Exchange-traded funds that track bonds have been running into trouble trading at prices that match their underlying values, raising questions about one of their key promises to investors.
On Sept. 18, Barclays PLC's closed at a price 8.4% below the underlying value of its securities. The previous day the ETF closed at a discount of 3.2%. Two days earlier it was down 2.4% from its underlying value. While the fund has lately posted more accurate prices, investors that sold shares on any of those days may have taken a significant haircut.
"Because the market is so wild, some of these are trading like closed-end funds that drift from their NAVs," says Morgan Stanley ETF analyst Paul Mazzilli, referring to "net asset value," the industry term for the per-share value of a fund's holdings.
ETFs tracking investment-grade corporate bonds as well as other types of fixed income such as municipal bonds and preferred shares also had problems last week. In fact, of about 50 domestic fixed-income ETFs traded in the U.S., six missed their mark by 5% or more on at least one day. In all, 22 were off by 2% or more at least once. Moreover, while recent headline-grabbing events have exacerbated bond ETFs' problems, a number have been showing signs of trouble all year.
Wide swings away from their NAVs are supposed to be unusual for exchange-traded funds, open-end mutual funds that trade on an exchange like a stock. The vast majority of ETFs are index funds, designed to allow investors to buy baskets of stocks throughout the day at prices that closely reflect the values of their holdings.
How accurately do ETFs trade?

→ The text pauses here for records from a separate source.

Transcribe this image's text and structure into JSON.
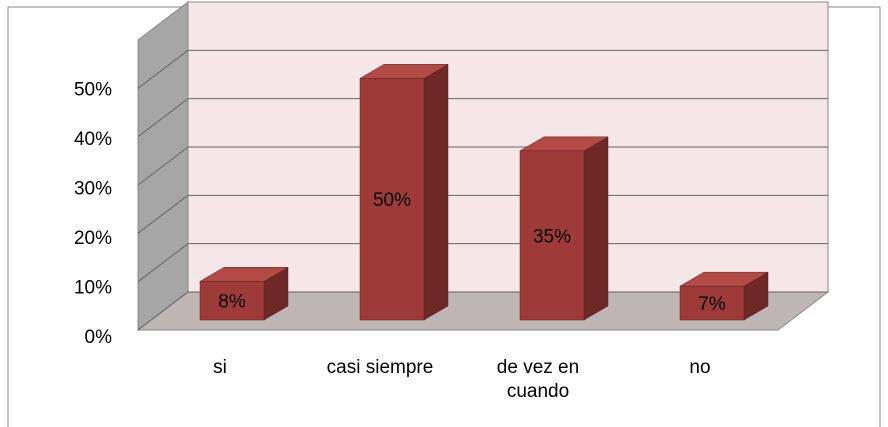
{
  "chart_data": {
    "type": "bar3d",
    "categories": [
      "si",
      "casi siempre",
      "de vez en cuando",
      "no"
    ],
    "values": [
      8,
      50,
      35,
      7
    ],
    "value_labels": [
      "8%",
      "50%",
      "35%",
      "7%"
    ],
    "color": "#9e3b39",
    "ylim": [
      0,
      60
    ],
    "yticks": [
      {
        "value": 0,
        "label": "0%"
      },
      {
        "value": 10,
        "label": "10%"
      },
      {
        "value": 20,
        "label": "20%"
      },
      {
        "value": 30,
        "label": "30%"
      },
      {
        "value": 40,
        "label": "40%"
      },
      {
        "value": 50,
        "label": "50%"
      }
    ],
    "grid": true
  }
}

One well-known fund, the SPDR Trust, Series 1, which tracks the Standard & Poor's 500-stock index, has missed its benchmark by more than 2% only twice in almost 4,000 trading days.
Fund companies point to the benefit in their advertising. "Precise in a world that isn't" is the slogan of one recent ETF ad. "Designed for better market tracking," reads the text of another.
That promise of certainty -- the result of a special mechanism that allows ETFs to create and eliminate shares to meet market demand -- has helped the funds collect more than $580 billion in assets from investors from individual investors to hedge funds. By contrast, closed-end funds, which don't have ETFs' special mechanism, have roughly half as many assets, despite having been around decades longer.
While ETFs still have a strong track record of accurately matching benchmarks, their reputation has occasionally been tarnished as ever more complex funds have hit the market. In 2007, ETFs that tracked crude oil came under scrutiny when the funds failed to keep up with rising oil prices.
Last week a pair of ETFs designed to help investors bet against financial stocks stopped functioning properly after the government restricted short selling.
Problems with bond funds could be more far-reaching, however, because many are meat-and-potatoes investments designed for the portfolios of small investors.
Investors should view bond funds' recent results as an exception, not the rule, says Noel Archard, head of U.S. iShares product development at Barclays. Amid last week's turmoil, ETFs continued to trade, even as markets for some of the risky bonds that the funds own all but froze, Mr. Archard says. That means ETF traders had to guess the securities' value, even as bond benchmarks reflected stale prices.
"It's a live estimate of where these should be valued," he says. In that sense, ETF prices are "more accurate" than market quotes for the funds' underlying values which are based on recent trading prices for individual bonds.
Bond funds are a relatively new addition to the ETF market, but one of the fastest-growing. A handful appeared in 2002, but no more were started until last year, when fund companies suddenly rushed out more than 40 new ones in an attempt to capitalize on ETFs' burgeoning popularity.